Прокламация там или не прокламация, а только коли мы истинные христиане, так себя оберегать должны, отвечает купец и начинает пить чай.
Молчание. В комнату входит тощий купец.
Родивону Захарычу почтение! выкрикивает он тонкой фистулой, подает руку и садится против толстого купца. Чайком балуешься?
Да Говею я, был у обедни в Казанской, а вот теперь и зашел. «Да исправится молитва моя» пели То есть, господи, кажется, целый день стоял бы да слушал! Просто на небеса возносишься
А я так летом говел. Признаться сказать, тогда, перед Успенским постом, сделал с кредиторами сделку по двугривенному за рубль, захватил жену и отправился на Коневец. Монашки там маленькие. Прелесть! Даже в слезы введут. В те поры мы не токмо что масла, а даже горячей пищи не вкушали Да, хорошо, коли кто сподобится! со вздохом заканчивает тощий купец, умолкает, барабанит по столу пальцами и спрашивает: А что, не толкнуть ли нам по рюмочке?
Толстый купец плюет.
Никанор Семеныч, да ты в уме? спрашивает он. Человек говеет, а он водку!.. Пей сам, коли хочешь.
Я-то выпью
Тощий купец подходит к буфету, пьет и, возвратясь на свое место, говорит:
Водка То есть, ежели сообразить: что в ней скоромного? Гонится она из нашего русского хлеба, монашествующим дозволяется Пустяки! Чай-то, пожалуй, хуже, потому из китайской земли идет, а китаец его всякой скоромью опрыскивать может Дай-ка графинчик! обращается он к буфетчику.
На столе появляется графинчик. Толстый купец вертит его в разные стороны, рассматривает грань и, наконец, вынимает из него пробку.
Что, или выпить хочешь?
Нет, что ты! Дивлюсь я, как это нынче пробки эти самые гранят! Чудо! А что, кстати, почем нынче судачина мороженая?

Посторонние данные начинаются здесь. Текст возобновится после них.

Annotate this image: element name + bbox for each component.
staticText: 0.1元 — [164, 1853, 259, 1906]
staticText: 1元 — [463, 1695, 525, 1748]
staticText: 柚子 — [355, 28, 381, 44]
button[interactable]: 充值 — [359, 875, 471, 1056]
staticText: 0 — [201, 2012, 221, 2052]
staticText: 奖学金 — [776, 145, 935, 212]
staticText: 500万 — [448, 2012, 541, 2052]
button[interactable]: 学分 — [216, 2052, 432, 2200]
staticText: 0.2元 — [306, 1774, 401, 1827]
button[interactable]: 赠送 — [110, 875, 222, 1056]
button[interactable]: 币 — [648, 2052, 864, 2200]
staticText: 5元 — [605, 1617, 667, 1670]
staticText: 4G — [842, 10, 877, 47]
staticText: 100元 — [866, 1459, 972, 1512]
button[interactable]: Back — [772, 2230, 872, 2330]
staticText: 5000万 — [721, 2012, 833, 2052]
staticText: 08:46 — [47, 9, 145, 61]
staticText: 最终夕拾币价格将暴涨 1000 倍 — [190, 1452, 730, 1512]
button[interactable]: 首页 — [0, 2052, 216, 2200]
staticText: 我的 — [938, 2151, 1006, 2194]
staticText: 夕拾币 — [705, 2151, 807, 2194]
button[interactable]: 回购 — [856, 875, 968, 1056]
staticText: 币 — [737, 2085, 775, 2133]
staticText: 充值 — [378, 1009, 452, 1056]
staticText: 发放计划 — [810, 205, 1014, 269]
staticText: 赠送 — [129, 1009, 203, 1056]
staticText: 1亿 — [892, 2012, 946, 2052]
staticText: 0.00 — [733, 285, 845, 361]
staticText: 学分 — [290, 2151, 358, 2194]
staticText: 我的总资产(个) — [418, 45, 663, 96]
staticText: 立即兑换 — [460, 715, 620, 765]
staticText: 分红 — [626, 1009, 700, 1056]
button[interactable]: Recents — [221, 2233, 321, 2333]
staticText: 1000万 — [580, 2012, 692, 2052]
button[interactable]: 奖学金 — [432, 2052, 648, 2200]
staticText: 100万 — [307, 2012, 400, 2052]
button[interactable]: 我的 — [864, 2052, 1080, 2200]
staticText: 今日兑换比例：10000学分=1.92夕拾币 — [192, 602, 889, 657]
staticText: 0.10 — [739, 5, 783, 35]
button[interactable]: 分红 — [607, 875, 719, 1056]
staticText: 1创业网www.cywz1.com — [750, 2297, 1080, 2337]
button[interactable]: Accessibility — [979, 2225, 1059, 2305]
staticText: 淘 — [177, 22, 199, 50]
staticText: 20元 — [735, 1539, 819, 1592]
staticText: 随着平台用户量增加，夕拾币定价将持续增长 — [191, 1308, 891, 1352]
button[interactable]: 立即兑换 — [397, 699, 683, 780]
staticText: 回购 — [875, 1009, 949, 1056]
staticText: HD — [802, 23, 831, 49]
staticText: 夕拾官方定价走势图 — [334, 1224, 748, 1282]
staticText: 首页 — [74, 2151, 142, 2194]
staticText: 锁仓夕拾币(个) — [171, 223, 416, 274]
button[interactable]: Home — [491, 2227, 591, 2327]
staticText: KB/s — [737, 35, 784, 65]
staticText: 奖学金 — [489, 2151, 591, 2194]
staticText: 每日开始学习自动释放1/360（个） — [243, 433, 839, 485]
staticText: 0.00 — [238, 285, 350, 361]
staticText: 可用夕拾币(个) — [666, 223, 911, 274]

В воскресенье я по тринадцати покупал.
Так. О господи, господи! вздыхает толстый купец, лижет мед, пьет чай с блюдечка и через несколько времени говорит: А ведь и водка, коли ежели по немощи, болящему, значит, так она во всякое время разрешается, потому лекарствие.
Всякое былие на потребу, всякое былие Бог сотворил, отвечает тощий, глотает вторую рюмку и тыкает вилкой в груздь.
Молчание. Толстый купец вздыхает и потирает живот.
С утра вот сегодня нутро пучит, говорит он. Даве в церкви так и режет, пришел в трактир поотлегло, а теперь вот опять
Простуда Сходи в баню да водкой с солью да внутрь стаканчик с перечком Бог простит.
То-то, думаю Баней-то мы, признаться, вчера очистились, а вот внутрь разве?.. На духу покаюсь. Ах! Как сегодня отец Петр возглашал: «Господи Владыко живота моего» Умиление!.. Пришли-ка графинчик с бальзамчиком!
А на закуску семушки?.. откликается буфетчик.
Чудак! Человек говеет, а он рыбой потчует! Пришли сухариков
На столе стоит графинчик с «бальзамчиком».
Толстый купец выпил и говорит:
Рюмки-то малы. С одной не разогреть.
А ты садани вторую Даже и в монастырском уставе говорится: стаканчик. Мне монах с Афонской горы сказывал ей-богу!
Зачем стаканчик, мы лучше рюмками наверстаем Закусить вот разве? Андроныч, обращается толстый купец к буфетчику, закажи-ка два пирожка с грибами да отмахни на двоих капустки кисленькой! И масла-то, по-настоящему, вкушать не следовало бы со вздохом заканчивает он.
С благополучным говением! Желаю сподобиться до конца! возглашает тощий купец и протягивает рюмку.
О господи, что-то нам на том свете будет!.. чокается толстый.
Через час купцы с раскрасневшимися лицами сидят уже в отдельной комнате. На столе стоят тарелки с объедками пирогов, осетрины и четыре опорожненных графинчика. На полу валяются рачьи головы.
С утра обозлили, а то нешто бы я стал пить? говорит толстый купец. В эдакие дни и то обозлили. Приказчик в деревню едет деньги подай, жена платье к причастью дочке шляпку Тьфу ты! Даже выругался! Смирение нужно, а тут ругаешься.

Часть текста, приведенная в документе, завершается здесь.